İşte bu temsil gibi, her vakit gördüğümüz ecel darağacının arkasında, mukadderat-ı nev-i beşer piyangosundan ehl-i iman ve tâat için—hüsn-ü hâtime şartıyla—ebedî ve tükenmez bir hazinenin bileti çıkacağını yüzde yüz ihtimalle; sefahet ve haram ve itikatsızlık ve fıskta devam edenler—tevbe etmemek şartıyla—ya idam-ı ebedî (âhirete inanmayanlara) veya daimî ve karanlık haps-i münferit (bekà-i ruha inanan ve sefahette gidenlere) ve şekavet-i ebediye ilâmını alacaklarını yüzde doksan dokuz ihtimalle kat'î haber veren, başta ellerinde nişane-i tasdik olan hadsiz mu'cizeler bulunan yüz yirmi dört bin peygamberler1 ve onların verdikleri haberlerin izlerini ve sinemada gibi gölgelerini, keşfle, zevk ile görüp tasdik ederek imza basan yüz yirmi dört milyondan ziyade evliyalar (kaddesallahü esrârehüm) ve o iki kısım meşâhir-i insaniyenin haberlerini aklen kat'î burhanlarla ve kuvvetli hüccetlerle, fikren ve mantıkan yakînî bir sûrette ispat ederek tasdik edip imza basan milyarlar gelen geçen muhakkikler, HAŞİYE-1 müçtehidler ve sıddîkînler, bil'icmâ, mütevatiren nev-i insanın güneşleri, kamerleri, yıldızları olan bu üç cemaat-i azîme ve bu üç taife-i ehl-i hakikat ve beşerin kudsî kumandanları olan bu üç büyük ve âlî heyetlerin fermanlarıyla verdikleri haberleri dinlemeyen, ve saadet-i ebediyeye giden onların gösterdikleri yol olan sırat-ı müstakimde gitmeyenler, yüzde doksan dokuz dehşetli tehlike ihtimalini nazara almayan ve birtek muhbirin bir yolda tehlike var demesiyle o yolu bırakan, başka uzun yolda hareket eden bir adam, elbette ve elbette vaziyeti şudur ki:
İki yolun—hadsiz muhbirlerin kat'î ihbarları ile—en kısa ve kolayı ve yüzde yüz Cennet ve saadet-i ebediyeyi kazandıranı bırakıp en dağdağalı ve uzun ve sıkıntılı ve yüzde doksan dokuz Cehennem hapsini ve şekavet-i daimeyi netice veren yolunu ihtiyar ettiği halde, dünyada iki yolun, birtek muhbirin yalan olabilir haberiyle yüzde birtek ihtimal-i tehlike ve bir ay hapis imkânı bulunan kısa yolu bırakıp, menfaatsiz—yalnız zararsız olduğu için—uzun yolu ihtiyar eden bedbaht, sarhoş divaneler gibi, dehşetli ve uzakta görünen ve ona musallat olan ejderhalara ehemmiyet vermez, sineklerle uğraşıyor, yalnız onlara ehemmiyet verir derecede aklını, kalbini, ruhunu, insaniyetini kaybetmiş oluyor.

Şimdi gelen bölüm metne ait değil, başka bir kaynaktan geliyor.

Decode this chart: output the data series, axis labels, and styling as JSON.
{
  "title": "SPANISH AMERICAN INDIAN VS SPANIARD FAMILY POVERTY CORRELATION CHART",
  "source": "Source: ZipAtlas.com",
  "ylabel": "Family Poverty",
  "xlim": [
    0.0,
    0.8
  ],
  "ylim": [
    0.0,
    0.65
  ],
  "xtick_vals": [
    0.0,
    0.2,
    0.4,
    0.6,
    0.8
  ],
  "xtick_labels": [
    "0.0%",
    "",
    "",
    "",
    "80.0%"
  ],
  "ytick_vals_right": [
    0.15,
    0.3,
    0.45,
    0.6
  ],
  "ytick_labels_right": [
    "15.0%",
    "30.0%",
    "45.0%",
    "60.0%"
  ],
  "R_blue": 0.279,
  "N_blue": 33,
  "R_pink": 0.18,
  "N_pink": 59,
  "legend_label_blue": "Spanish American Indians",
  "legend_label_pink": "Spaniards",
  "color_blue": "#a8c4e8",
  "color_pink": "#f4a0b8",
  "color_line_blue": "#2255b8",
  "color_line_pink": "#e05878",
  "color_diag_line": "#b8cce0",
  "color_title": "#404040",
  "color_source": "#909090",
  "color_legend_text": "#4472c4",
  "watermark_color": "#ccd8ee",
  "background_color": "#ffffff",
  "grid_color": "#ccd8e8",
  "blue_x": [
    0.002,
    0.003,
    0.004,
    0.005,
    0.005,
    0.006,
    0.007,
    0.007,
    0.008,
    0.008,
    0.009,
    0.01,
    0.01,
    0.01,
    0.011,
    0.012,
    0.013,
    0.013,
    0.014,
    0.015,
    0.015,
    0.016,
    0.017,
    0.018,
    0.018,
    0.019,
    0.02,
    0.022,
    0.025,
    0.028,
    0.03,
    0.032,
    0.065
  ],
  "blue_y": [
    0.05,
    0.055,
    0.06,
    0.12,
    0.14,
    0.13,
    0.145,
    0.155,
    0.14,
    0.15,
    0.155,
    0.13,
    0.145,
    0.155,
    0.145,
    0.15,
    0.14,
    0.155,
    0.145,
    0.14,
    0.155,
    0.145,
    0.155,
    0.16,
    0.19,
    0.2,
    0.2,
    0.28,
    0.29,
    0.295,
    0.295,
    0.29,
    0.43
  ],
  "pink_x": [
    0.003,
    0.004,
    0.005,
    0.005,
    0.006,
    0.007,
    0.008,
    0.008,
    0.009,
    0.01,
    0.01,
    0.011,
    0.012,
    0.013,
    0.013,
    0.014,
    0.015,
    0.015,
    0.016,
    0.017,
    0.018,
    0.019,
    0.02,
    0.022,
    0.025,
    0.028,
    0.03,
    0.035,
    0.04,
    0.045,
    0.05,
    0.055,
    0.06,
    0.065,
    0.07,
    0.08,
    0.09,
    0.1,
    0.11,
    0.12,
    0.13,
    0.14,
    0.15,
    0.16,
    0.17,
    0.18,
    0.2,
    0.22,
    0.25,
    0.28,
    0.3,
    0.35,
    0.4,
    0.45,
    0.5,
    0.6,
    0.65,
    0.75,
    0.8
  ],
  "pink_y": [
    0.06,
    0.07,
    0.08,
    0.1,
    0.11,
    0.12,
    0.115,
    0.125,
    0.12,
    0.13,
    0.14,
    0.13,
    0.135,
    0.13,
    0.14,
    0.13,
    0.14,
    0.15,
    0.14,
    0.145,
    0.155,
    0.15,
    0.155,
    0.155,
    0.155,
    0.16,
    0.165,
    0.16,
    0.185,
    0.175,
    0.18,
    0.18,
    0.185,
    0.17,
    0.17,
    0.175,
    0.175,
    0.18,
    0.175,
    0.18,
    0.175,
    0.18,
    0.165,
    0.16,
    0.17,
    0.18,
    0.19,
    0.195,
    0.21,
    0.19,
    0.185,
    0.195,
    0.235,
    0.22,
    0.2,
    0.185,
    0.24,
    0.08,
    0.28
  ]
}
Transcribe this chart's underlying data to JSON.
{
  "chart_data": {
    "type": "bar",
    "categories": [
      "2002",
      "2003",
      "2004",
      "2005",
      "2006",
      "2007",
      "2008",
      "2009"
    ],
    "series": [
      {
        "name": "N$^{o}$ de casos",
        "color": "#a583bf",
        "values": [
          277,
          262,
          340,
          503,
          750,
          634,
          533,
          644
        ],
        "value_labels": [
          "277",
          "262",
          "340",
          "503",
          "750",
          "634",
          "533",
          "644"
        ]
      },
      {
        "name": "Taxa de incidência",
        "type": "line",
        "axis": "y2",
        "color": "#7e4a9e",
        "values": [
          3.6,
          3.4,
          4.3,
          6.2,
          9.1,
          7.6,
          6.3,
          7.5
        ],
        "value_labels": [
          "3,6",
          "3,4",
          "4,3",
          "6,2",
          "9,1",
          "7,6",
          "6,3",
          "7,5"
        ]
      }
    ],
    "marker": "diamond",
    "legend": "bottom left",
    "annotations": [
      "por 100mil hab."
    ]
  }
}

Madem hakikat-i hal budur. Biz mahpuslar, bu hapis musibetinden intikamımızı tam almak için, o mübarek ikinci heyetin hediyelerini kabul etmeliyiz. Yani, nasıl ki bir dakika intikam lezzeti ve birkaç dakika veya bir iki saat sefahet lezzetleriyle, bu musibet bizi on beş ve beş ve on ve iki üç sene bu hapse soktu, dünyamızı bize zindan eyledi; biz dahi bu musibetin rağmına ve inadına, bir iki saat müddet-i hapsi bir iki gün ibadete ve iki üç sene cezamızı, mübarek kàfilenin hediyeleriyle yirmi otuz sene bâki bir ömre ve on ve yirmi sene hapiste cezamızı milyonlar sene Cehennem hapsinden affımıza vesile edip, fâni dünyamızın ağlamasına mukàbil, bâki hayatımızı güldürerek bu musibetten tam intikamımızı almalıyız. Hapishaneyi terbiyehane gösterip, vatanımıza ve milletimize birer terbiyeli, emniyetli, menfaatli adam olmaya çalışmalıyız. Ve hapishane memurları ve müdürleri ve müdebbirleri dahi, câni ve eşkiya ve serseri ve katil ve sefahetçi ve vatana muzır zannettikleri adamları, bir mübarek dershanede çalışan talebeler görsünler ve müftehirâne Allah'a şükretsinler.